States Tell Phishers To Cut Bait Or Else

In a move to deter phishing crimes and make them easier to prosecute, Virginia lawmakers have taken the uncommon step of categorizing the practice as a felony and in July will begin handing out punishments of up to five years in prison and $2,500 in fines. The state is also cracking down on people who sell or distribute phished information, marking those people as felons even if they didn't actually steal the information they're passing.

Virginia in January added the phishing statute to its Computer Crimes Act, defining the practice as fraudulently obtaining, recording, or accessing from a computer any number of sensitive data points, including a person's Social Security, driver's license, and bank account numbers.

Virginia isn't the only state cracking down on cybercrime through legislation. New Mexico earlier this month enacted a law that in July will make phishing a felony. That state defines phishing as the use of computers and electronic equipment to defraud or otherwise steal an individual's personal or financial identifying information and then use that information to strip the victim's assets or destroy his or her credit rating.

January was the first time Virginia lawmakers had addressed phishing, "which is a form of identity theft or out-and-out fraud, a con game over the computer," says Stewart Petoe, director of legal affairs for the Virginia State Crime Commission. The commission is a legislative entity authorized by the state to research and make recommendations on all aspects of criminal-justice and public-safety issues.

The appearance of such laws isn't surprising, considering the rise in phishing scams. There were 2,625 active phishing sites in February, growing at an average monthly rate of 26% since July, according to a recent report from the Anti-Phishing Working Group, a coalition of financial institutions, online retailers, Internet service providers, and law enforcement formed to prevent identity theft and fraud caused by phishing, pharming, and E-mail spoofing. In February, there were 13,141 new, unique phishing E-mail messages reported to the organization, an increase of 2% over the number of unique reports for January, despite February being a shorter month. The most targeted industry sector for phishing attacks continues to be financial services, and most phishing sites were hosted in the United States, followed by China.

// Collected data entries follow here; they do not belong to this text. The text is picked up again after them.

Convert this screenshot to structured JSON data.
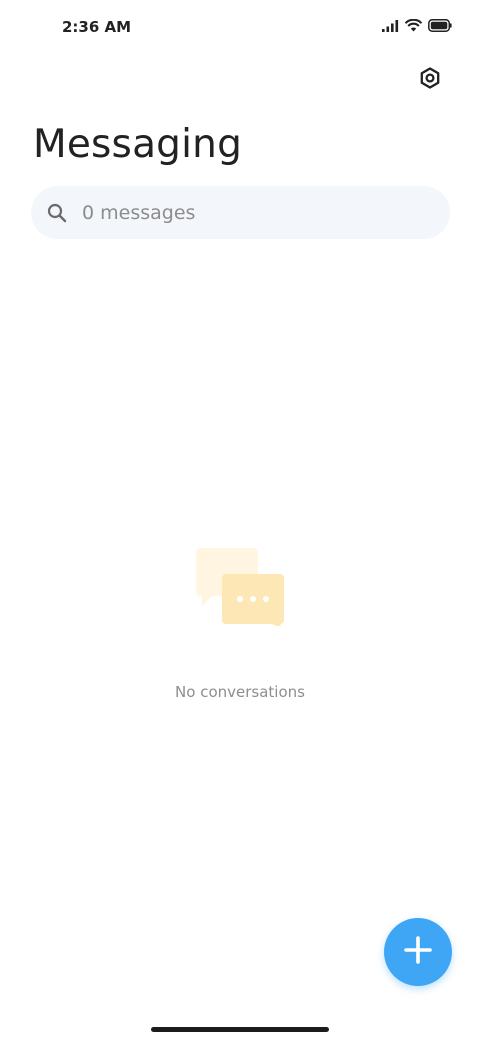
{
  "status_bar": {
    "time": "2:36 AM",
    "icons": [
      "signal-icon",
      "wifi-icon",
      "battery-icon"
    ]
  },
  "header": {
    "title": "Messaging",
    "settings_icon": "settings-icon"
  },
  "search": {
    "placeholder": "0 messages",
    "icon": "search-icon"
  },
  "empty_state": {
    "icon": "chat-bubbles-icon",
    "text": "No conversations"
  },
  "fab": {
    "icon": "plus-icon",
    "color": "#3fa6f5"
  },
  "colors": {
    "accent": "#3fa6f5",
    "search_background": "#f3f6fa",
    "empty_illustration": "#fde8b5"
  }
}
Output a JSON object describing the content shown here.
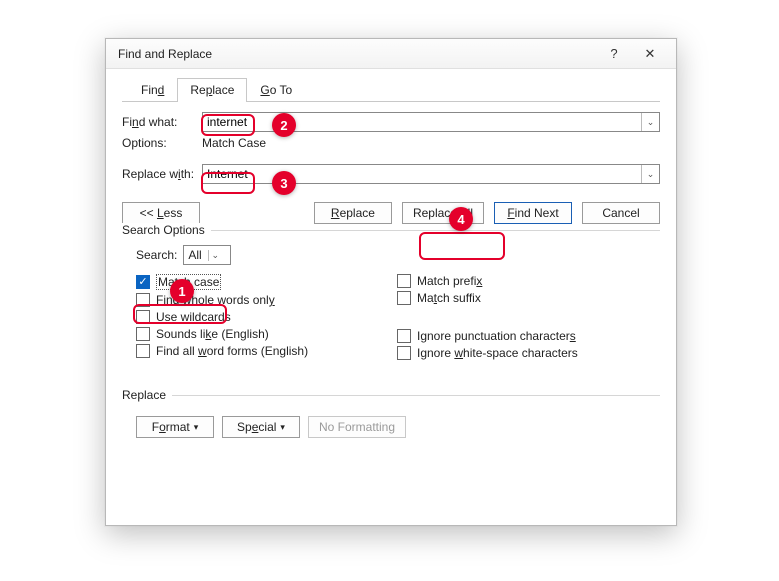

In some respects, Virginia's Computer Crimes Act's crackdown on phishing is harsher than on conventional identity theft, which requires the state to prove that a person was going to do something unlawful with the information. "This can be very, very difficult in the world of cybercrime, so mens rea, or the offender's mental state, isn't required," Petoe says. The Virginia State Crime Commission and the Legislature thought the law's rigidity appropriate, given that one person using a PC can send out millions of fraudulent E-mails in a short period of time, making it a more efficient weapon than even the telephone.

The commission agreed that phishing is dangerous enough that it should be considered a felony, although most other cybercrimes are classified as misdemeanors, Petoe says. Although the commission sometimes debates the definitions of what constitutes different cybercrimes, "there was perfect agreement on phishing," he says.

The commission hopes that, as with any criminal law, the new phishing component of the Computer Crimes Act will serve as a deterrent. For those who don't heed the warning, the statute will make it easier for the state to prosecute phishers.

Next on the commission's agenda is helping the Legislature draft and pass a statute for 2006 outlawing the use of spyware, adware, and bots, which are programs that perform a repetitive function such as posting a message to multiple newsgroups or searching for information or news. This issue is grayer than phishing, because it's more difficult to determine the intent of using such software. The commission, which works closely with companies in the tech industry, Petoe says, doesn't want to pass any legislation that would criminalize any legitimate business practice.